Update and Release Trust
Production delivery uses managed OmniSight services and signed artifact storage.
OmniSight provides:
- account/server-aware update visibility
- private artifact catalog
- short-lived download sessions
- rollout metadata
- update telemetry
TUF-style metadata verification is supported in source through the update TUF settings. Native update apply runs through administrator-approved macOS service control for system LaunchDaemon installs.

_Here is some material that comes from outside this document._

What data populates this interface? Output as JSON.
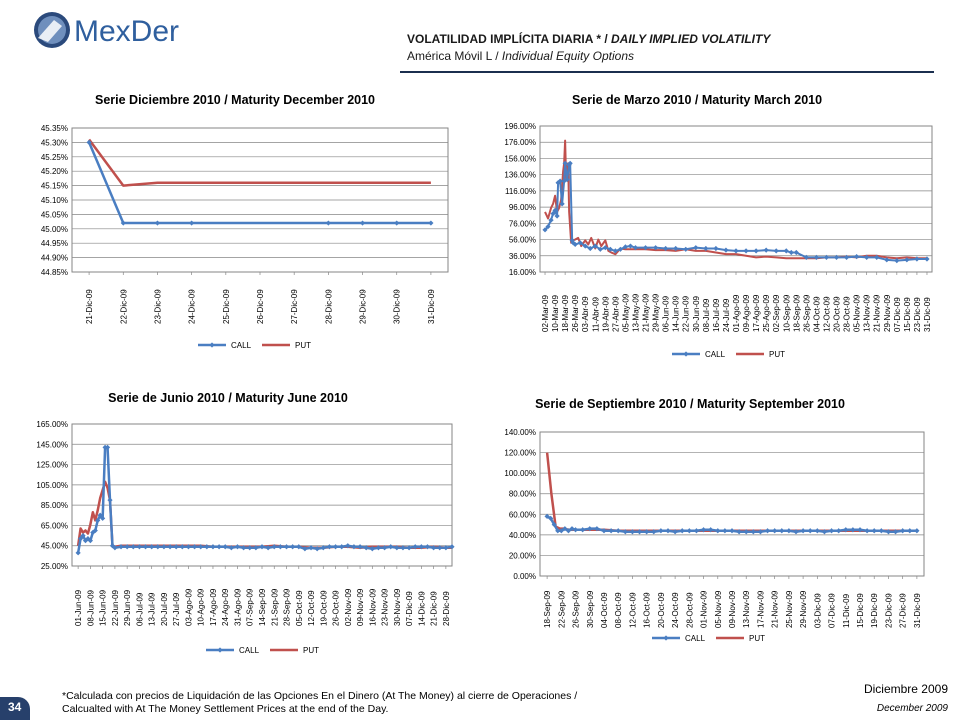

The local menubar relay requires a bearer token and only accepts update wrapper scripts from OmniSight's managed update directory.
Audit Trail
Audit logs record:
- authentication success/failure/logout/refresh
- user creation, deletion, permission changes, password changes
- deploy token generation and denial
- agent install session creation/revocation
- enrollment success/denial
- entitlement refreshes
- update apply actions
- alert evaluation, rule changes, status/verdict updates, notes, and assignment changes
- remote terminal request/approval/start/close/kill-requested
Audit rows include timestamp, actor, action, resource type/id, status, source IP, and details.
Agent Security Boundaries
| Boundary | Guarantee |
|---|---|
| No payload capture | Only connection metadata is collected |
| No TLS interception | No MITM, SSL bumping, or certificate spoofing |
| No traffic modification | The agent observes, it does not redirect or inject |
| Secure transport | Agent data uses HTTPS with certificate validation |
| Config protection | Token-bearing config files use restrictive permissions |
| Root shell guard | Remote terminal refuses unsafe root-shell defaults |
| Update relay guard | Local update approval relay requires a bearer token and wrapper path allowlist |
| Alert ownership | Assignment changes are permission-checked and audited |
| CVE privacy | Vulnerability matching uses package metadata only; raw CVE detail shows public NVD metadata, not endpoint files or payloads |
| System metrics privacy | Host metrics are aggregate numeric values only, not command lines, per-connection tuples, ports, destinations, payloads, or secrets |
| DNS protocol metadata privacy | Optional Linux DNS visibility parses bounded DNS traffic in memory and keeps query metadata only (name, type, response code, answer count); raw packet bytes are never stored, logged, or transmitted |
| Notification privacy | Email and webhook notifications carry bounded alert metadata only; no raw events, payloads, tokens, or secrets |
| Public site boundary | Public website assets do not contain secrets, artifact policy, or entitlement decision logic |
Production Hardening Checklist
- Keep
SECRET_KEY,ENROLLMENT_SECRET, and license keys out of chat, logs, commits, and screenshots. - Use the package-specific installer workspace instead of public static artifact links.
- Restrict network access to the self-hosted server.
- Assign least-privilege RBAC capabilities.
- Review audit logs after administrative and remote terminal activity.
- Keep update/entitlement checks enabled.
- Use explicit CA PEM delivery for local/LAN agent trust.
- Back up local data,
.env, TLS cert/key, and installer metadata. - Keep debug mode disabled in production.